UNASSIGNED: Compared with chronic low-dose γ-irradiation at HDR, LDR induced more severe cognitive impairment which might involve PI3K/Akt signaling pathway.
摘要:
■由于伽玛(γ)射线的穿透深度很长,在电离辐射环境中工作的个人长期暴露于低剂量γ辐射,导致认知变化。剂量率显著影响辐射诱导的生物效应;然而,其在慢性低剂量γ射线照射引起的认知障碍中的作用尚不清楚.我们旨在研究低剂量率(LDR)的慢性低剂量γ射线照射是否会引起认知障碍,并比较LDR和高剂量率(HDR)的慢性低剂量γ射线照射引起的认知改变。
将大鼠以6mGy/h的LDR和20mGy/h的HDR暴露于γ-照射30天(5h/天)。进行功能成像以评估大鼠的脑炎症和血脑屏障(BBB)破坏。组织学和免疫荧光分析用于揭示海马中的神经元损伤以及小胶质细胞和星形胶质细胞的激活。进行RNA测序以研究海马中基因表达的变化。
■LDR组的大鼠比HDR组的大鼠表现出更持久的认知障碍。此外,照射的大鼠表现为脑炎症和受损的BBB。组织学上,LDR组海马神经元数量相当,但HDR组海马神经元数量明显减少.此外,LDR组大鼠海马中观察到活化的M1样小胶质细胞和A1样星形胶质细胞;然而,HDR组只有M1样小胶质细胞被激活.机械上,PI3K-Akt信号通路导致LDR组和HDR组之间不同的认知功能变化。
■与HDR下的慢性低剂量γ照射相比,LDR可导致更严重的认知障碍,可能涉及PI3K/Akt信号通路。

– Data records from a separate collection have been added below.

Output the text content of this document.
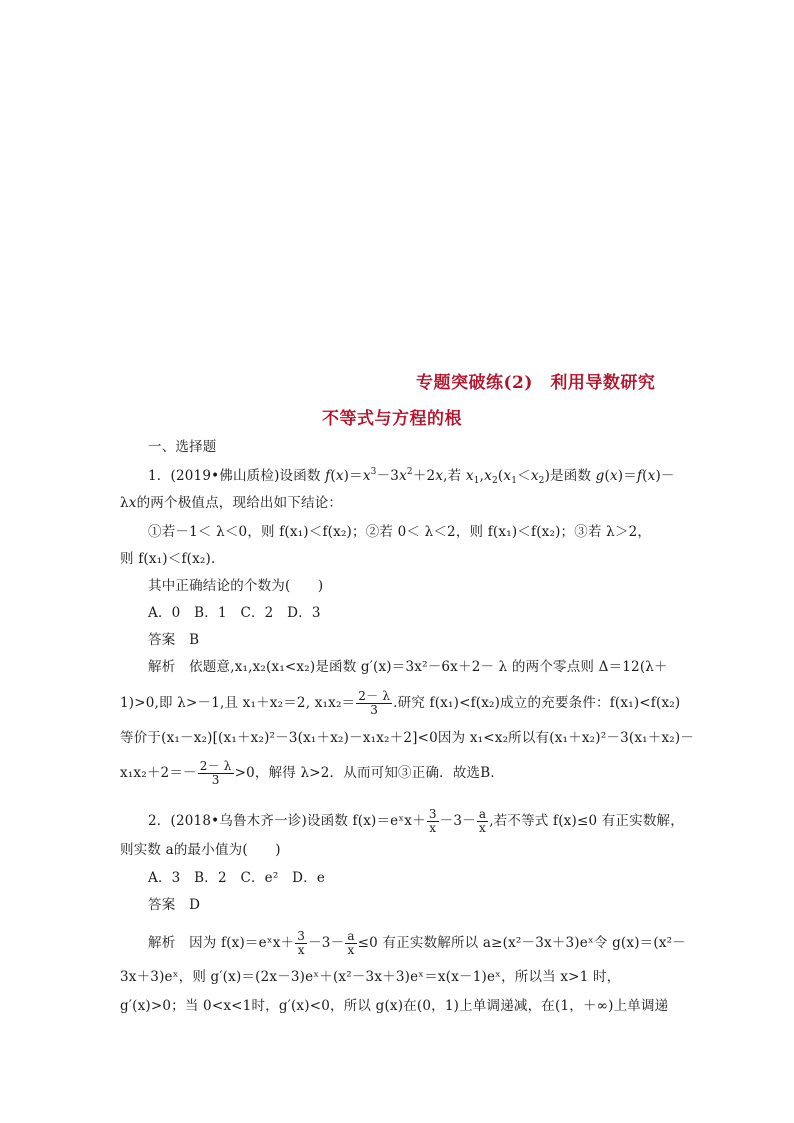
专题突破练(2)　利用导数研究
不等式与方程的根
一、选择题
1．(2019•佛山质检)设函数 $f(x)=x^3-3x^2+2x$,若 $x_1,x_2(x_1<x_2)$是函数 g(x)＝f(x)－
λx的两个极值点，现给出如下结论：
①若－1＜ λ＜0，则 f(x₁)＜f(x₂)；②若 0＜ λ＜2，则 f(x₁)＜f(x₂)；③若 λ＞2，
则 f(x₁)＜f(x₂).
其中正确结论的个数为(　　)
A．0　B．1　C．2　D．3
答案　B
解析　依题意,x₁,x₂(x₁<x₂)是函数 g′(x)＝3x²－6x＋2－ λ 的两个零点则 Δ＝12(λ＋
1)>0,即 λ>－1,且 x₁＋x₂＝2, $x_1x_2= \frac{2- \lambda}{3}$ .研究 f(x₁)<f(x₂)成立的充要条件：f(x₁)<f(x₂)
等价于(x₁－x₂)[(x₁＋x₂)²－3(x₁＋x₂)－x₁x₂＋2]<0因为 x₁<x₂所以有(x₁＋x₂)²－3(x₁＋x₂)－
$x_1x_2+2=- \frac{2- \lambda}{3} >0$，解得 λ>2．从而可知③正确．故选B．
2．(2018•乌鲁木齐一诊)设函数 f(x)＝eˣx＋ $\frac{3}{x} -3- \frac{a}{x}$ ,若不等式 f(x)≤0 有正实数解，
则实数 a的最小值为(　　)
A．3　B．2　C．e²　D．e
答案　D
解析　因为 f(x)＝eˣx＋ $\frac{3}{x} -3- \frac{a}{x} \le 0$ 有正实数解所以 a≥(x²－3x＋3)eˣ令 g(x)＝(x²－
3x＋3)eˣ，则 g′(x)＝(2x－3)eˣ＋(x²－3x＋3)eˣ＝x(x－1)eˣ，所以当 x>1 时，
g′(x)>0；当 0<x<1时，g′(x)<0，所以 g(x)在(0，1)上单调递减，在(1，＋∞)上单调递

将大鼠以6mGy/h的LDR和20mGy/h的HDR暴露于γ-照射30天(5h/天)。进行功能成像以评估大鼠的脑炎症和血脑屏障(BBB)破坏。组织学和免疫荧光分析用于揭示海马中的神经元损伤以及小胶质细胞和星形胶质细胞的激活。进行RNA测序以研究海马中基因表达的变化。
■LDR组的大鼠比HDR组的大鼠表现出更持久的认知障碍。此外,照射的大鼠表现为脑炎症和受损的BBB。组织学上,LDR组海马神经元数量相当,但HDR组海马神经元数量明显减少.此外,LDR组大鼠海马中观察到活化的M1样小胶质细胞和A1样星形胶质细胞;然而,HDR组只有M1样小胶质细胞被激活.机械上,PI3K-Akt信号通路导致LDR组和HDR组之间不同的认知功能变化。
■与HDR下的慢性低剂量γ照射相比,LDR可导致更严重的认知障碍,可能涉及PI3K/Akt信号通路。